Le président de la République, Abdelaziz Bouteflika, a indiqué, hier, dans un message lu au Centre universitaire de Tipasa par le ministre de la Culture, Azzedine Mihoubi, que « l’Ecole et l’Université ne sont pas un terrain de conflits ni un espace d’intérêts, d’idéologies ou de compétition politique ».

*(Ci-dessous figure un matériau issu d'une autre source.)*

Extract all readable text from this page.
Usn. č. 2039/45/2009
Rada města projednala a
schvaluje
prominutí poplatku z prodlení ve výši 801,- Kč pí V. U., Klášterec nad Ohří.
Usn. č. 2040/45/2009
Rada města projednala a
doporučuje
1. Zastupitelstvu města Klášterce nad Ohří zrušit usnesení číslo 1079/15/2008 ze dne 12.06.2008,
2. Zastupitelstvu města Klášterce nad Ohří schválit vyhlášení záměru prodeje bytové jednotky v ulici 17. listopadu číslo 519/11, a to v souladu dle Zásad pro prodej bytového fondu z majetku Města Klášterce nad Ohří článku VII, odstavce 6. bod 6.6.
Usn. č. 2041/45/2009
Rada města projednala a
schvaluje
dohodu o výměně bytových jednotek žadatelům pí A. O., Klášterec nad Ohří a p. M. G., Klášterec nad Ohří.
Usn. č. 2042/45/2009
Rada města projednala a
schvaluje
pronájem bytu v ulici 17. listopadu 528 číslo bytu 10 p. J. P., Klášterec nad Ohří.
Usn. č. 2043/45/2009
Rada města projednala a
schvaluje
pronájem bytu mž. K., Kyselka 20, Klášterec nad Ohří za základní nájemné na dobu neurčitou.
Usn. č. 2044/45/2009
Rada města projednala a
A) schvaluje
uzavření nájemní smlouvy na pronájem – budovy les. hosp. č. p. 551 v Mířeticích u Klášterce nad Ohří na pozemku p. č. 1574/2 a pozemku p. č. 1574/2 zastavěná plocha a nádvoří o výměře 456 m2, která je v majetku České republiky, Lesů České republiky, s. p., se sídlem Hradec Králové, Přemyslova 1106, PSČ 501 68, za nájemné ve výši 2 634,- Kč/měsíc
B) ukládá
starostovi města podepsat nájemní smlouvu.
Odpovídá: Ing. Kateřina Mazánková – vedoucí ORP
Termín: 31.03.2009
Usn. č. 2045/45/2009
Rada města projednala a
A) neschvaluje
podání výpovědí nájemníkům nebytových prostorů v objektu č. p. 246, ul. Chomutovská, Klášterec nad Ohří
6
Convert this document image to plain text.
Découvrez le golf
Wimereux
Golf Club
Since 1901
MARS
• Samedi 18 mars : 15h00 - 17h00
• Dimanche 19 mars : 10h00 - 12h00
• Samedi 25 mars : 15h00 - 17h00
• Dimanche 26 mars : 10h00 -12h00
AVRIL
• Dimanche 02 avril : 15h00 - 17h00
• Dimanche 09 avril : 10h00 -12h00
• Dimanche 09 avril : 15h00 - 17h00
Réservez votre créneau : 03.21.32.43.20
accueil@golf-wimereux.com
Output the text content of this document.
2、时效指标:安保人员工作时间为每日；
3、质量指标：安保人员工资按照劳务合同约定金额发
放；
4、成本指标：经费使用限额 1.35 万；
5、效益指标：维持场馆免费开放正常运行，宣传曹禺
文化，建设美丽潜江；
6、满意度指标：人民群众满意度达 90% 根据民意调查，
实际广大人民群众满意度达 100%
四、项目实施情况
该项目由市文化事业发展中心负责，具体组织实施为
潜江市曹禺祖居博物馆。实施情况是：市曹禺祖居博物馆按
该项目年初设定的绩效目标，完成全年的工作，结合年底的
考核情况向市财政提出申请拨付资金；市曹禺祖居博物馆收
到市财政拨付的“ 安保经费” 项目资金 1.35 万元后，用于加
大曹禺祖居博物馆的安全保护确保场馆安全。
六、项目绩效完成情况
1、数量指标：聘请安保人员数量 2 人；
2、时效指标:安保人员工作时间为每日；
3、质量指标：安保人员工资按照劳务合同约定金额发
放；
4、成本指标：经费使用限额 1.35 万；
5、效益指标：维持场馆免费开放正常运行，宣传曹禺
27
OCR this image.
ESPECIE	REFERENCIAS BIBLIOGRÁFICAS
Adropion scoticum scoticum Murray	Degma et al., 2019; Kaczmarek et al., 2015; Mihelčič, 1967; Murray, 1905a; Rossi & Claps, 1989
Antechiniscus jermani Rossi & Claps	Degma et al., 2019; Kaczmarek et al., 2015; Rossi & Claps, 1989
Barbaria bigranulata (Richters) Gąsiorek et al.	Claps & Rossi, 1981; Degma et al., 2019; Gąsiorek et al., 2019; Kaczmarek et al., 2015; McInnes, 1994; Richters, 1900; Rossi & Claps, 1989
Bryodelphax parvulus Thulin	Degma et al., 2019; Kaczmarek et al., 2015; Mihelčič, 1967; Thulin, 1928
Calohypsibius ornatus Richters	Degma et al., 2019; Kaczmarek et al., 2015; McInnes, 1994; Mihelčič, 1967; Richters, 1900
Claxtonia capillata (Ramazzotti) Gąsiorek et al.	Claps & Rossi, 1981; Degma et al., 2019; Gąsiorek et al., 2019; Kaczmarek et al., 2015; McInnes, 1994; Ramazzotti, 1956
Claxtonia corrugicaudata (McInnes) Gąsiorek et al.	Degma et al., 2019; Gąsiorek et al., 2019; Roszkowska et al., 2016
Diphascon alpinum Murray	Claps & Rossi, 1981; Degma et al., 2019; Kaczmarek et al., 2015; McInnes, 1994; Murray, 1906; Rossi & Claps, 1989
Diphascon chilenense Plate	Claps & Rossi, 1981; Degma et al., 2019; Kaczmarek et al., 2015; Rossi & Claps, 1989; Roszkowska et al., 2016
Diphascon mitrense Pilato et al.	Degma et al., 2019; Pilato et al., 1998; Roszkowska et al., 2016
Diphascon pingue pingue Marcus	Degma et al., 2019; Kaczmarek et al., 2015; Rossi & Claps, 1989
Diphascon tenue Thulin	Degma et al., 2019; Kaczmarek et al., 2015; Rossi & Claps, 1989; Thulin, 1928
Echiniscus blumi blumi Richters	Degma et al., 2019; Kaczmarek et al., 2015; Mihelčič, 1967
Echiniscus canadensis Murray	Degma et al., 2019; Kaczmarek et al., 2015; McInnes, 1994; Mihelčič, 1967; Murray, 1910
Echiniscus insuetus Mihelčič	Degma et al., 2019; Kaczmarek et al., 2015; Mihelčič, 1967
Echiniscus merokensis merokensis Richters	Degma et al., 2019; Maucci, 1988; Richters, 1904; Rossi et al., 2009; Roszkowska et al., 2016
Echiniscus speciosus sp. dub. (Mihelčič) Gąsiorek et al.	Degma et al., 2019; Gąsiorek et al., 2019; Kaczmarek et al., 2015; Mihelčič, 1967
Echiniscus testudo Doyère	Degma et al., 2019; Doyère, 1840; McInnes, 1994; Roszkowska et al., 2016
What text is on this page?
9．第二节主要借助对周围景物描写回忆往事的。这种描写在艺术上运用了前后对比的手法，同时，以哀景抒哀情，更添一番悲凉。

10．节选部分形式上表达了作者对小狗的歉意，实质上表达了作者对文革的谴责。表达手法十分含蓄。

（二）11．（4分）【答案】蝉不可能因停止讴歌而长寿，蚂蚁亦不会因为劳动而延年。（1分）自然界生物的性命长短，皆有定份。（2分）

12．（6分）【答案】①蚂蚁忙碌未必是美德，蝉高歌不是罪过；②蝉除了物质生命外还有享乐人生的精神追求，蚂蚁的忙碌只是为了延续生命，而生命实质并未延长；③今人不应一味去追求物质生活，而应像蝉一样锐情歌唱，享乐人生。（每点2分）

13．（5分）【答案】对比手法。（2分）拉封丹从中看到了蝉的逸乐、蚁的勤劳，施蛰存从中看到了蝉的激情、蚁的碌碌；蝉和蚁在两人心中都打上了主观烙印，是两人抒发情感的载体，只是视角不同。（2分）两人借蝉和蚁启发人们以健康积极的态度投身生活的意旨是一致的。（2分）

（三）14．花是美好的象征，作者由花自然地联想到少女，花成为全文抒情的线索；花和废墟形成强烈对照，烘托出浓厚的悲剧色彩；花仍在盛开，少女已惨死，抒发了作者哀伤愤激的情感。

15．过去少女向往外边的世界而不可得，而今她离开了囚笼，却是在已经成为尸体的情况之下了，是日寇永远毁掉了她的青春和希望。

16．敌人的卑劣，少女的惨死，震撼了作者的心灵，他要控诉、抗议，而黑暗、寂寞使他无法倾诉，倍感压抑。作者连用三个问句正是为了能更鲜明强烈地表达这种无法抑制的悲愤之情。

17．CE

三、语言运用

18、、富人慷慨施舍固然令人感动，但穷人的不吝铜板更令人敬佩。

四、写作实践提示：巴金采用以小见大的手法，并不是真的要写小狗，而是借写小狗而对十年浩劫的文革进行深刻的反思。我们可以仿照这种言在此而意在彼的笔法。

A l’occasion de la Journée de l’étudiant, le chef de l’Etat a rappelé que le sursaut des étudiants algériens, le 19 mai 1956, avait été un « tournant décisif » dans le processus de la Révolution du 1er Novembre 1954. Cette date est une occasion pour la Nation, a estimé le Président, de «témoigner toute sa reconnaissance et sa gratitude à ces étudiants et lycéens qui, mus par un nationalisme plus fort que leur soif de savoir, ont fait prévaloir la dignité et la liberté de l’Algérie, en décidant le 19 mai 1956 de quitter les bancs de l’université et du lycée pour rejoindre, en moudjahidine, les rangs de la Révolution, à travers les quatre coins du pays, pour la libération de la patrie de l’oppression coloniale ». Ces étudiants « ont abandonné les classes et les plumes pour les maquis et les armes en réponse à l’appel du devoir national, résolus et déterminés, à mettre fin à l’ère de l’oppression, de l’injustice, des tortures et de l’exploitation auxquels a été soumis leur peuple », a rappelé le chef de l’Etat. Ajoutant que « leur sursaut a été un tournant décisif dans le processus de la Révolution grâce à leur apport en connaissances et compétences scientifiques, leur lutte et leur bravoure au champ d’honneur et leurs performances aux plans diplomatique, politique, médiatique et culturel». Un soulèvement qui est « l’illustration éloquente du degré de leur nationalisme, maturité politique et profonde conviction des valeurs d’honneur et de grandeur», a affirmé le président Bouteflika. «Ils ont rejoint les rangs de l’Armée de libération nationale et intégré la lutte armée dans les villes et les campagnes, sacrifiant leurs études, leurs ambitions et aspirations personnelles car profondément convaincus qu’une vie de dignité et de fierté était incompatible avec la soumission et l’asservissement ». Pour le président de la République, « les étudiants d’aujourd’hui savent, tout autant que ceux d’hier, comment puiser de ces valeurs, auxquelles leurs prédécesseurs ont cru, pour concrétiser les espoirs fondés sur eux et bâtir un présent et un avenir de prospérité et de stabilité ».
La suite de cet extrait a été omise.